Apart from lymphomas, chemotherapy is indicated for the treatment of primary small bowel tumors only if the disease is beyond all other means of treatment [18]. In our series, adjuvant chemotherapy was administered to 5 patients, two of whom were carriers of lymphomas. The other 3 patients had carcinoid tumors and liver metastases in addition to peritoneal carcinosis in one of them.
Radiation therapy as adjuvant treatment for small bowel tumors remains a matter for debate [59,60].
5.7. Prognosis
In Miles’s series, surgery-related mortality in cases of tumors of the small bowel is 10% [61,62]. The author doesn’t mention any specific cause. Death occurred following general causes such as pulmonary embolism or myocardial infarction or after unspecified causes.
In our series, we had one surgery-related death (5%). The patient had a widespread malignant myxoid schwannoma with pulmonary metastases. Death occurred from septic shock following a lung disease.
Prognosis is poor [27]. It depends on several factors: age and general condition of patient, age of symptoms, time of diagnosis, site of tumor, histological type of tumor, extent of invasion of surrounding tissues, presence of lymph nodes or distant metastases and type of surgery performed, palliative or curative.
Five-year survivals are lower than in colorectal cancers, but higher than in other cancers of the digestive tract.
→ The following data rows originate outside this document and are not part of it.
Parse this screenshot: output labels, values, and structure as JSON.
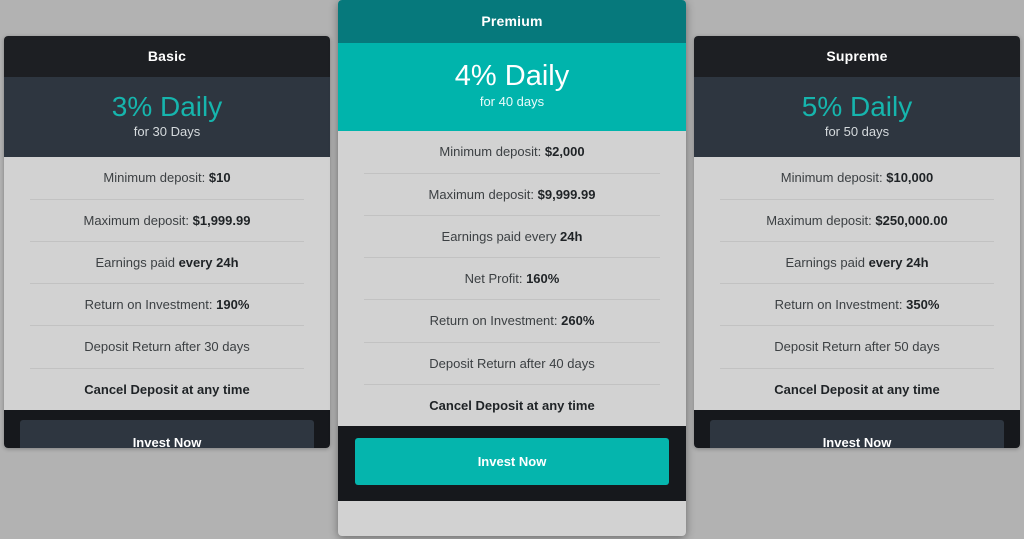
{
  "page": {
    "background_color": "#b2b2b2"
  },
  "colors": {
    "accent_teal": "#16b5ad",
    "premium_header": "#06797c",
    "premium_price_band": "#00b4ac",
    "dark_header": "#1d1f23",
    "dark_price_band": "#2e3640",
    "card_body": "#d2d2d2",
    "footer": "#16181c"
  },
  "plans": [
    {
      "id": "basic",
      "title": "Basic",
      "price_main": "3% Daily",
      "price_sub": "for 30 Days",
      "features": [
        {
          "text": "Minimum deposit: ",
          "strong": "$10",
          "all_bold": false
        },
        {
          "text": "Maximum deposit: ",
          "strong": "$1,999.99",
          "all_bold": false
        },
        {
          "text": "Earnings paid ",
          "strong": "every 24h",
          "all_bold": false
        },
        {
          "text": "Return on Investment: ",
          "strong": "190%",
          "all_bold": false
        },
        {
          "text": "Deposit Return after 30 days",
          "strong": "",
          "all_bold": false
        },
        {
          "text": "Cancel Deposit at any time",
          "strong": "",
          "all_bold": true
        }
      ],
      "cta_label": "Invest Now"
    },
    {
      "id": "premium",
      "title": "Premium",
      "price_main": "4% Daily",
      "price_sub": "for 40 days",
      "features": [
        {
          "text": "Minimum deposit: ",
          "strong": "$2,000",
          "all_bold": false
        },
        {
          "text": "Maximum deposit: ",
          "strong": "$9,999.99",
          "all_bold": false
        },
        {
          "text": "Earnings paid every ",
          "strong": "24h",
          "all_bold": false
        },
        {
          "text": "Net Profit: ",
          "strong": "160%",
          "all_bold": false
        },
        {
          "text": "Return on Investment: ",
          "strong": "260%",
          "all_bold": false
        },
        {
          "text": "Deposit Return after 40 days",
          "strong": "",
          "all_bold": false
        },
        {
          "text": "Cancel Deposit at any time",
          "strong": "",
          "all_bold": true
        }
      ],
      "cta_label": "Invest Now"
    },
    {
      "id": "supreme",
      "title": "Supreme",
      "price_main": "5% Daily",
      "price_sub": "for 50 days",
      "features": [
        {
          "text": "Minimum deposit: ",
          "strong": "$10,000",
          "all_bold": false
        },
        {
          "text": "Maximum deposit: ",
          "strong": "$250,000.00",
          "all_bold": false
        },
        {
          "text": "Earnings paid ",
          "strong": "every 24h",
          "all_bold": false
        },
        {
          "text": "Return on Investment: ",
          "strong": "350%",
          "all_bold": false
        },
        {
          "text": "Deposit Return after 50 days",
          "strong": "",
          "all_bold": false
        },
        {
          "text": "Cancel Deposit at any time",
          "strong": "",
          "all_bold": true
        }
      ],
      "cta_label": "Invest Now"
    }
  ]
}
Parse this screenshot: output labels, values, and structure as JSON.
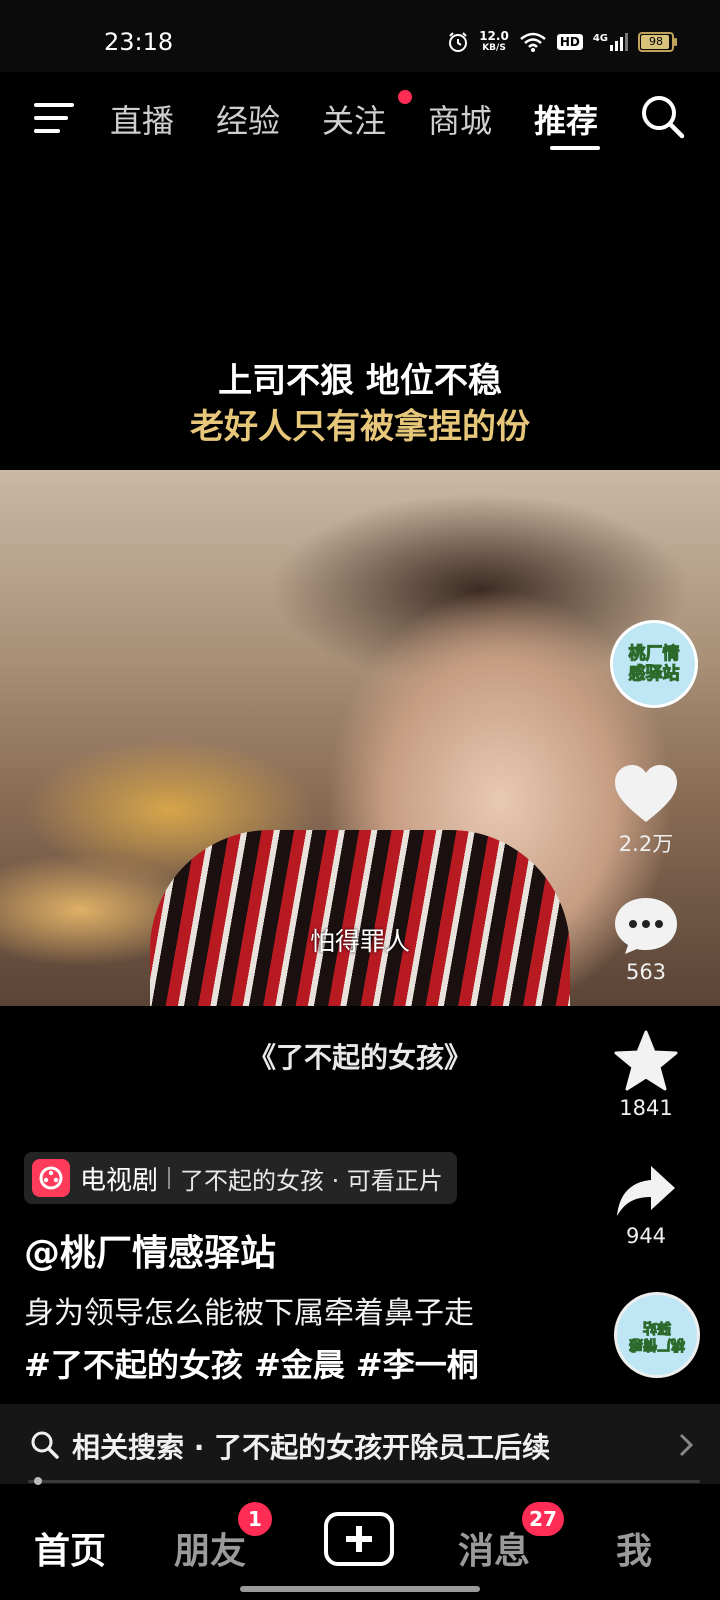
{
  "status_bar": {
    "time": "23:18",
    "net_speed_value": "12.0",
    "net_speed_unit": "KB/S",
    "hd_label": "HD",
    "signal_label": "4G",
    "battery": "98"
  },
  "top_nav": {
    "tabs": [
      {
        "label": "直播"
      },
      {
        "label": "经验"
      },
      {
        "label": "关注"
      },
      {
        "label": "商城"
      },
      {
        "label": "推荐"
      }
    ],
    "active_tab": "推荐"
  },
  "video": {
    "caption_line1": "上司不狠 地位不稳",
    "caption_line2": "老好人只有被拿捏的份",
    "subtitle": "怕得罪人",
    "drama_title": "《了不起的女孩》"
  },
  "actions": {
    "avatar_text": "桃厂情感驿站",
    "likes": "2.2万",
    "comments": "563",
    "favorites": "1841",
    "shares": "944"
  },
  "info": {
    "tag_type": "电视剧",
    "tag_info": "了不起的女孩 · 可看正片",
    "author": "@桃厂情感驿站",
    "description": "身为领导怎么能被下属牵着鼻子走",
    "hashtags": "#了不起的女孩 #金晨 #李一桐",
    "music_disc_text": "桃厂情感驿站"
  },
  "related_search": {
    "text": "相关搜索 · 了不起的女孩开除员工后续"
  },
  "tab_bar": {
    "home": "首页",
    "friends": "朋友",
    "friends_badge": "1",
    "messages": "消息",
    "messages_badge": "27",
    "me": "我"
  },
  "colors": {
    "accent_red": "#ff2c55",
    "caption_gold": "#e7c77a"
  }
}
Data analysis according to histological type shows an important prognostic variation [18]. Thus, adenocarcinomas are associated with the poorest prognosis [16, 59]. Overall survival rate at 5 years is 30.5%; median survival is 19.7 months [63].
Five-year survival is lower for leiomyosarcomas than for other gastrointestinal tract cancers [64]; it ranges from 2% to 50% [54]. This survival rate is 25% after palliative surgery against 50% after curative operation [65].
Carcinoid tumors have the best prognosis [16]. Fiveyear survival ranges between 55% and 75% [51,52]. When they are localized in the small bowel, carcinoid cancers have a bleak prognosis in comparison with other localization in the digestive tract.
6. CONCLUSION
Small bowel cancers are rare. Time to consultation is long and diagnosis is difficult and late due to the absence of typical presentation. Ultrasound scanning, CT scanning, enteroclysis and double contrast examination may reveal the tumor but positive diagnosis of cancer is determined by histology. Treatment is surgical and progression depends essentially on histological findings.